Researchers at the UI create robotic rehabilitation device to help increase range of motion in the wrist

Assistant professors in the University of Iowa College of Engineering have developed a robotic device to help people increase their range of motion in the wrist using artificial muscles to increase flexibility.

Caterina+Lamuta+%28left%29+and+Venanzio+Cichella+%28right%29+pose+for+a+portrait+in+front+of+their+home+on+Saturday%2C+April+25%2C+2020.+Both+mechanical+engineering+professors+at+the+University+of+Iowa%2C+the+couple+is+a+part+of+the+team+working+to+create+a+new+robotic+rehabilitation+device.+

Jake Maish

Caterina Lamuta (left) and Venanzio Cichella (right) pose for a portrait in front of their home on Saturday, April 25, 2020. Both mechanical engineering professors at the University of Iowa, the couple is a part of the team working to create a new robotic rehabilitation device.

Kelsey Harrell, News Reporter


Two mechanical-engineering assistant professors at the University of Iowa have created a robotic device to give people with limb impairment a wider range of motion. Right now, the pair is focused on the upper limbs and their first prototype increases mobility in the wrist.

The researchers, Venanzio Cichella and Caterina Lamuta, worked together to develop a flexible, lightweight device that can be powered with a small battery. Lamuta and her students are designing and developing the device itself and Cichella and his student are developing the controls of the device.

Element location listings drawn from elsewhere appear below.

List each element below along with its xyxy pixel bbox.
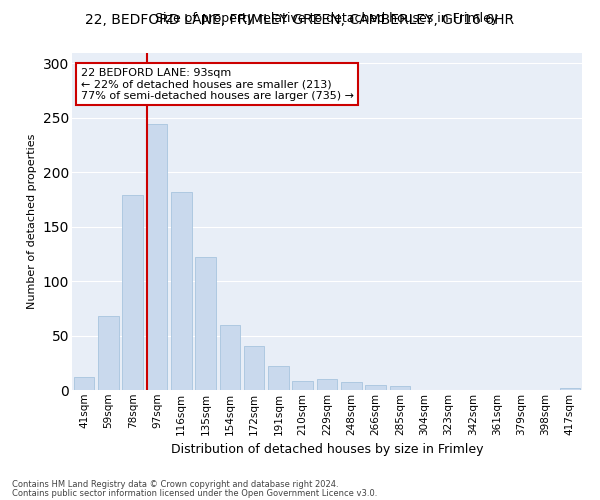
Bar	[365, 384, 386, 390]
Bar	[195, 257, 216, 390]
Y-axis label: Number of detached properties: Number of detached properties	[27, 134, 37, 309]
Title: Size of property relative to detached houses in Frimley: Size of property relative to detached ho…	[155, 12, 499, 25]
Bar	[268, 366, 289, 390]
Bar	[220, 324, 240, 390]
Bar	[171, 192, 191, 390]
Bar	[317, 379, 337, 390]
Bar	[98, 316, 119, 390]
Bar	[292, 382, 313, 390]
Bar	[74, 377, 94, 390]
Text: 22 BEDFORD LANE: 93sqm
← 22% of detached houses are smaller (213)
77% of semi-de: 22 BEDFORD LANE: 93sqm ← 22% of detached…	[80, 68, 353, 101]
Bar	[341, 382, 362, 390]
Bar	[146, 124, 167, 390]
Text: Contains HM Land Registry data © Crown copyright and database right 2024.: Contains HM Land Registry data © Crown c…	[12, 480, 338, 489]
Bar	[560, 388, 580, 390]
Bar	[122, 195, 143, 390]
Bar	[389, 386, 410, 390]
X-axis label: Distribution of detached houses by size in Frimley: Distribution of detached houses by size …	[171, 443, 483, 456]
Text: 22, BEDFORD LANE, FRIMLEY GREEN, CAMBERLEY, GU16 6HR: 22, BEDFORD LANE, FRIMLEY GREEN, CAMBERL…	[85, 12, 515, 26]
Text: Contains public sector information licensed under the Open Government Licence v3: Contains public sector information licen…	[12, 488, 377, 498]
Bar	[244, 346, 265, 390]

The device fits over the hand and wrist like a glove, and uses artificial muscles made from carbon fibers which are strong and flexible, Lamuta said. The muscles can lift 12,600 times their weight, and a lot of these artificial muscles can be used to reproduce the arrangement of human muscle. A small battery can be used to power the device, she said.

“So, the idea is to use this more flexible artificial muscle as an alternative for noisy and heavy traditional actuators like electrical motors or hydraulic or pneumatic actuators,” Lamuta said.

The current prototype can perform a few degrees of wrist extension and flexion, she said, but the researchers are working to increase the motion capabilities of the device.

The actuators the researchers are using are very inexpensive, Cichella said. This allows them to not only create a device that is portable and cheap, he said, but allows them to put more of the actuators in the device.

Related: UI researchers say people with spinal-cord injuries can exercise muscles by electrical stimulation

With so many actuators, the question eventually became how to move each of them in order to get the desired action or movement, he said.

Cichella is developing robust control algorithms that can be implemented in the device. He and his student are developing theoretical tools that will help find the optimal controls for the device, Cichella said, and the goal is to implement the algorithms on the side of the device.

Amid spread of the novel coronavirus, some orders for supplies to build sensors have been delayed and working from home makes it so they can’t use larger machinery in the labs, Lamuta said, so they’re going to have delays in their work.

“Part of our research takes place in the lab, which now is the living room of our house and our students’ houses, and also on paper and pen, so it (the challenge) spans both for theoretical and experimental,” Cichella said.

Two UI Ph.D. students and a visiting scholar from Italy are helping with the development of the algorithms and prototypes of the device.

Thilina Weerakkody, a Ph.D. student, and Carlo Greco, the visiting scholar, are working with Lamuta to develop the device itself.

Weerakkody, who has a background in biomedical-device development, has worked on the device, which is similar to an exoskeleton hand, to control it with external feedback. Now, he’s in the process of developing external sensors for the device, he said.

The first prototype only had a single degree of freedom for the wrist, he added.

“Now in the second prototype, we’ve developed a 3D-printed prototype, so in this phase we are trying to elicit two freedom instances,” Weerakkody said.

Greco helped design the muscle used in the glove, choosing the dimension and length of the muscles and studying the schematics of the wrist, he said. The glove was initially able to move up and down in one motion, Greco said, but now they are working to improve movement in the other direction.

“Our testing now is done on a 3D-printed hand with a forearm and we can measure the displacement of the angle of rotation,” Greco said. “…[If] a person does a motion on his own hand and our hand [should] do the same motion in the same [amount of] time.”

Calvin Kielas-Jensen, a Ph.D. student, has worked with Cichella to develop the control algorithms for the device. They’re working with a motion-capture system to give them submillimeter accuracy for the positions of the wrist.

With a background in electrical engineering, Kielas-Jensen has helped with the electronics in the device. He is providing feedback for what kind of sensors should be used and what kind of algorithms should be used to read the data, Kielas-Jensen added.

“It’s a rehabilitation device, so there are plenty of rehabilitation doctors that say that it’s really good to have people do something with their hands,” he said. “It’s one thing to give a patient a stress ball to squeeze, but it gets tired — it gets boring.”